Mi muy estimado lector, amanecía yo hoy, día de Navidad de 2009 a eso de las doce de la mañana. Entro en la cocina y ahí está mi abuela, sonriendo y mirándome, como si hubiese adivinado que iba a cruzar el dintel de la puerta en ese preciso instante.

No dudo, me siento en frente suyo y me limito a esperar. Contemplándola. La observo y estudio su cara que me recuerda a un vetusto roble, casi centenario, curtido por los años. Y comienza a hablar.

Hablamos de los personajes del pueblo: pues Fulanito tal, pues Menganito cual…Hablamos de todos, sin prisa pero sin pausa. Me rio, reímos juntos…silencio.

Decido bajar al pueblo, a la jungla, es la hora del vermut. Bajo las cuestas con pesadez y comienzan a sonar los grandes éxitos de los villancicos del momento. Me inunda el espíritu navideño, comienzo a tararear sin querer y termino por asomar a la plaza de mi pueblo con una sonrisa de oreja a oreja y canturreando entre dientes, como si tras salir de la mesa de operaciones tuviese aún los efectos de la anestesia.

¡Y comienza el desfile! Se abren de par en par las puertas de la Iglesia, como si del Arca de Noé se tratara y comienzan a salir de ella todo tipo de especies animales, algunas de ellas nunca antes conocidas por mí. Todos sonrientes, agarrados, con sus pieles anudadas al cuello como abrazadas a ellos. Todos ellos organizados en camadas, jaurías, piaras… con el macho dominante al frente, abriendo paso. Sin empujones, pero con una cierta impaciencia por hacerse con la primera ración matutina de calamares.

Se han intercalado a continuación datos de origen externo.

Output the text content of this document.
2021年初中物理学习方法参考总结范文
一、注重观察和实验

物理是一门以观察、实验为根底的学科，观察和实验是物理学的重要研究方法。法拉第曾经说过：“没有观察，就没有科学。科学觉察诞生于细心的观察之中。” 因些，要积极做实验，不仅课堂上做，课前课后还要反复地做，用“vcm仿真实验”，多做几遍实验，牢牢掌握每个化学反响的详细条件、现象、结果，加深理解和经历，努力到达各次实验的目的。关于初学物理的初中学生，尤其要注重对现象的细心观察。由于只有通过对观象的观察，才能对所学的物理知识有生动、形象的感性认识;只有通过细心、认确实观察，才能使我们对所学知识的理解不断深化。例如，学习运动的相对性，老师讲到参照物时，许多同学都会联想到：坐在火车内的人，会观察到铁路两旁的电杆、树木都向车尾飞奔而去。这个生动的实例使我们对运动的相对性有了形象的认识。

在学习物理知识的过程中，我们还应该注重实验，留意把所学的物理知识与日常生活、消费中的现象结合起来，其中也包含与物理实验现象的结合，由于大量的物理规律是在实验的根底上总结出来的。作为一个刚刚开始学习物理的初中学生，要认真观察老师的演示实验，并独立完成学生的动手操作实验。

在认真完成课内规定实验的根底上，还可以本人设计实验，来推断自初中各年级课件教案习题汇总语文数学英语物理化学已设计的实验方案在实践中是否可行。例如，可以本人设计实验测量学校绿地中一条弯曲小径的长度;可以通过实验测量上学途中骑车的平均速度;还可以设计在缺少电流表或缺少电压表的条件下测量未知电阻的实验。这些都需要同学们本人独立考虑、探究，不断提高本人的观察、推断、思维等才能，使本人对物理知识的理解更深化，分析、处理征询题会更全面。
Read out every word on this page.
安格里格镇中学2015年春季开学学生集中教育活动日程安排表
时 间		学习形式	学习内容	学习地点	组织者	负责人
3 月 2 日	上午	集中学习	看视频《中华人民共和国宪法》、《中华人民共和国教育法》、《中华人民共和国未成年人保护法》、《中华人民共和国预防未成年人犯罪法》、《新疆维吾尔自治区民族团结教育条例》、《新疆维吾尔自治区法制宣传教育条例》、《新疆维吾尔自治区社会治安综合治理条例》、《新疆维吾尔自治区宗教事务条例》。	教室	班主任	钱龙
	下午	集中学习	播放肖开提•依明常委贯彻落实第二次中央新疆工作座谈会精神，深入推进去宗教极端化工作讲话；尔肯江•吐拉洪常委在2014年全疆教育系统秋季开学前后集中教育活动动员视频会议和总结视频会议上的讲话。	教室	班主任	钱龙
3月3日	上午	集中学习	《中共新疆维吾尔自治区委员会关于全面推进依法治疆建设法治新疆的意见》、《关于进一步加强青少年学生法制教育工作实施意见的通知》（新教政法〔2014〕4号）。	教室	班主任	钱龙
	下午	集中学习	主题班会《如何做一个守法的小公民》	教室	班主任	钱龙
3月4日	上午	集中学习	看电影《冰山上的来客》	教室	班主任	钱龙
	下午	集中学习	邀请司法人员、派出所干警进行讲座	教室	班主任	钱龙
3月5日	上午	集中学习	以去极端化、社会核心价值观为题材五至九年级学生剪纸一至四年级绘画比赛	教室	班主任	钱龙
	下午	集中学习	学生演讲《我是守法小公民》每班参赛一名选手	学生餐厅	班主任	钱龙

¡Es Navidad! Se palpa en el ambiente. Es inconfundible, el pueblo entero está perfumado, un penetrante olor a alcanfor inunda mis fosas nasales cada vez que algún vecino se desprende acompasadamente, como siguiendo un ritual, de las pieles que los adornan.

¡Y el bar es una fiesta! ¡Feliz Navidad! ¡Felices Pascuas!. Y llega el momento estelar.

Se acercan vecinos, esos que tantas veces hemos visto a lo largo del año y que a un saludo nuestro sólo contestaban con un sonido gutural difícil de identificar. Se acercan como digo: palmada en la espalda, la mano bien abierta, apretón de manos como echando un soga-tira llevándonos a su terreno y mirándonos como si fuésemos el hijo pródigo que vuelve a casa por Navidad, exclaman: ¡¡Feeeliiiiceees Pascuas!! Y seguidamente: ¿qué tal tus padres?, A lo que nosotros contestamos mecánicamente: igualmente, mis padres bien gracias, y piensa uno: ¿llevará dos vinos de más?, ¿se habrá confundido de persona?.

Termina el chiqueteo, todos de vuelta al corral, y yo al mío. Vuelvo a entrar a la cocina. Ahí sigue mi abuela. Exactamente igual a como la dejé. Sigue sonriendo. Le cuento mi aventura por la jungla con pelos y señales.

Ella escucha negando con la cabeza, y levantando la mirada al techo solo acierta a decir: que baje Dios y lo vea.